Five U.S. railroads were accused in a federal lawsuit Monday of conspiring to fix prices on rail fuel surcharges to customers on freight shipments.
The lawsuit names CSX Corp., Norfolk Southern Corp., Burlington Northern Santa Fe Corp., Union Pacific Corp. and Kansas City Southern as defendants.
The railroads “moved in uniform lock step” to fix the fuel surcharge prices, which bore no direct link to actual fuel cost increases, the lawsuit filed in U.S. District Court in Newark, N.J., contends.
“In a competitive environment, free of collusion, carriers with lower fuel costs would impose a lower surcharge to obtain a competitive advantage,” the complaint filed by Dust Pro Inc. said.
Dust Pro, a Phoenix-based maker of soil stabilizers, said it overpaid for rail transport because of the alleged conspiracy.

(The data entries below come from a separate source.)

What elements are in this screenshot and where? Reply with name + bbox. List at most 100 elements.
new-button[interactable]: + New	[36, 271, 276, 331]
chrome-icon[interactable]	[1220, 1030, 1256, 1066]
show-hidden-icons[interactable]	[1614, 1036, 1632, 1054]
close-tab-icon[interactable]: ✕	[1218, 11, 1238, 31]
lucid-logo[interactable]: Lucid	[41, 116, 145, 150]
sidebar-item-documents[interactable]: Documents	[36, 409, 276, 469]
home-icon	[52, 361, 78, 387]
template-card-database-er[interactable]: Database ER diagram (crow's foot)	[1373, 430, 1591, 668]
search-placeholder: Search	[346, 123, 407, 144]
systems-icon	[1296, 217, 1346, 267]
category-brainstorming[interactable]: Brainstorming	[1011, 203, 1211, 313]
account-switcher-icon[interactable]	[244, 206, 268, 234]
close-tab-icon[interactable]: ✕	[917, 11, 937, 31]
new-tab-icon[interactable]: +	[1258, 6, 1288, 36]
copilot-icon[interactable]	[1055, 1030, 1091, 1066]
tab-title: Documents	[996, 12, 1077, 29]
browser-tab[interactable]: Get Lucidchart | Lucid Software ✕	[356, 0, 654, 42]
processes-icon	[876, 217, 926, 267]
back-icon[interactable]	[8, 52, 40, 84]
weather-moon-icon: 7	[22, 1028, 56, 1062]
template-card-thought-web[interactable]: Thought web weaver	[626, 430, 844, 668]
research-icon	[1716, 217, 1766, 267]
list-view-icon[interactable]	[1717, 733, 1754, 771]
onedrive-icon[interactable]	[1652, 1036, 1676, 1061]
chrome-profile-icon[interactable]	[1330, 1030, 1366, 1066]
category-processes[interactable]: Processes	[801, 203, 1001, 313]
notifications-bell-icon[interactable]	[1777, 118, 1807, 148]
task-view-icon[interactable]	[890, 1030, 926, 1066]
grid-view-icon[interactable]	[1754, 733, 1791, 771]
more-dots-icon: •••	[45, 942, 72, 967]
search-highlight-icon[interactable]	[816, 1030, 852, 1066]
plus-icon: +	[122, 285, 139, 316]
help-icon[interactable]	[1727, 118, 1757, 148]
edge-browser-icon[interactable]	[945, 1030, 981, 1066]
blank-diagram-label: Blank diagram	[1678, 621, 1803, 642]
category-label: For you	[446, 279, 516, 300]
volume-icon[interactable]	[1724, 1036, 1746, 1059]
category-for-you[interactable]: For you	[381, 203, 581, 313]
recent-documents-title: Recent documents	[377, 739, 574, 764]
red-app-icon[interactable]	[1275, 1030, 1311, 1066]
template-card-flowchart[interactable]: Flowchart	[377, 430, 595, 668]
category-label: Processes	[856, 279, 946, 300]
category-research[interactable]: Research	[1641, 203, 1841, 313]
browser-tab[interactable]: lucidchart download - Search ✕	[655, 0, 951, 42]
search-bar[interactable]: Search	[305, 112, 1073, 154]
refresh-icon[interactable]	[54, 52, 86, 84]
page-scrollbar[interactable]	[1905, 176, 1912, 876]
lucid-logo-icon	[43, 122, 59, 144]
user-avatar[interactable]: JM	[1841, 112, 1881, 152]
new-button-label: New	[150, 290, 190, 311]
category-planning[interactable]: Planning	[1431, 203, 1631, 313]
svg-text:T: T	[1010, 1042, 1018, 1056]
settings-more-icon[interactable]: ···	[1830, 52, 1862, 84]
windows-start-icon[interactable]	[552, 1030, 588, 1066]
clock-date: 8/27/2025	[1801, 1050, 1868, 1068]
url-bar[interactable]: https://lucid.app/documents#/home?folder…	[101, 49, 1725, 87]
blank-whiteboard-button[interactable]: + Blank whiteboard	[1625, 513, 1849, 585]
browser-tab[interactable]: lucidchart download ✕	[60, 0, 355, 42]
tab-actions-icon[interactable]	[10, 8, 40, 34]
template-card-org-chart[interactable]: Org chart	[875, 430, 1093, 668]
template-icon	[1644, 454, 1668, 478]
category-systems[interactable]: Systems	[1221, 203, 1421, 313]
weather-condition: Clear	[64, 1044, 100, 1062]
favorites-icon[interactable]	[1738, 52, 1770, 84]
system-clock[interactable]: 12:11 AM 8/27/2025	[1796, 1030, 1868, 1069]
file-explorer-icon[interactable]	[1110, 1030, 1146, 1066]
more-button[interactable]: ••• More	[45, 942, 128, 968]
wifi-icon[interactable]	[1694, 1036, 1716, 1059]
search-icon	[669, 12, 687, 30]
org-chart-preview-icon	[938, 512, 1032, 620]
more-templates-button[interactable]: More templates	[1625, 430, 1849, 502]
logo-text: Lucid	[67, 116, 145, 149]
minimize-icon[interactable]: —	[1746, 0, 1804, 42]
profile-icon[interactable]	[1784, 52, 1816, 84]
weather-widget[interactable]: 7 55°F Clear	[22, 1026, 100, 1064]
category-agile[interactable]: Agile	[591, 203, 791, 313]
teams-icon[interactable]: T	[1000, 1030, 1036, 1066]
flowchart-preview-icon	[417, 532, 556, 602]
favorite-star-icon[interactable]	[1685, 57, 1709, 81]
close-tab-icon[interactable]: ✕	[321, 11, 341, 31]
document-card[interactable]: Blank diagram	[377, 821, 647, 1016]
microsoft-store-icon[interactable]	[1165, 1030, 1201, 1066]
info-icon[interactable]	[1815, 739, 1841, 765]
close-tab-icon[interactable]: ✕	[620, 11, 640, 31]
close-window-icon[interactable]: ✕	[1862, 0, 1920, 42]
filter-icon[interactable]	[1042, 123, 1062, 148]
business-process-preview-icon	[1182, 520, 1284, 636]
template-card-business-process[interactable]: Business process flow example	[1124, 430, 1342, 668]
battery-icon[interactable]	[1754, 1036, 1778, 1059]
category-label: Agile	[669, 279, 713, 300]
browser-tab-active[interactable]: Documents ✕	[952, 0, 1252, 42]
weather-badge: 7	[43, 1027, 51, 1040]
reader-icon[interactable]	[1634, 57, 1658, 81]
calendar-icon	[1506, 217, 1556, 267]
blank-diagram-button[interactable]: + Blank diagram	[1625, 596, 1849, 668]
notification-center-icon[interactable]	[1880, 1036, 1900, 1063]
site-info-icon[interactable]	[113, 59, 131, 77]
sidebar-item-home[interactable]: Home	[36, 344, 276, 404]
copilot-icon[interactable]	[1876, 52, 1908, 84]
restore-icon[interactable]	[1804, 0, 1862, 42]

U.S. rail shippers have been angry over fuel surcharges levied by railroads to move their goods. In January, the Surface Transportation Board, a U.S. government regulator, said railroads must change the way they levy fuel surcharges.
The regulatory board’s decision addressed rate-regulated rail freight traffic only. The lawsuit focuses on unregulated rail shipments, in which rates are set by private contract or in other ways that are exempt from rate regulation under federal law. At least 80% of all rail shipments are exempt from rate regulation, the lawsuit said.
CSX spokesman Garrick Francis said that the company had not been formally served with the lawsuit, but that it believed its fuel surcharge practices “comply with all applicable laws and regulations.”
Representatives from Norfolk Southern and Union Pacific declined to comment. Burlington Northern and Kansas City Southern could not immediately be reached.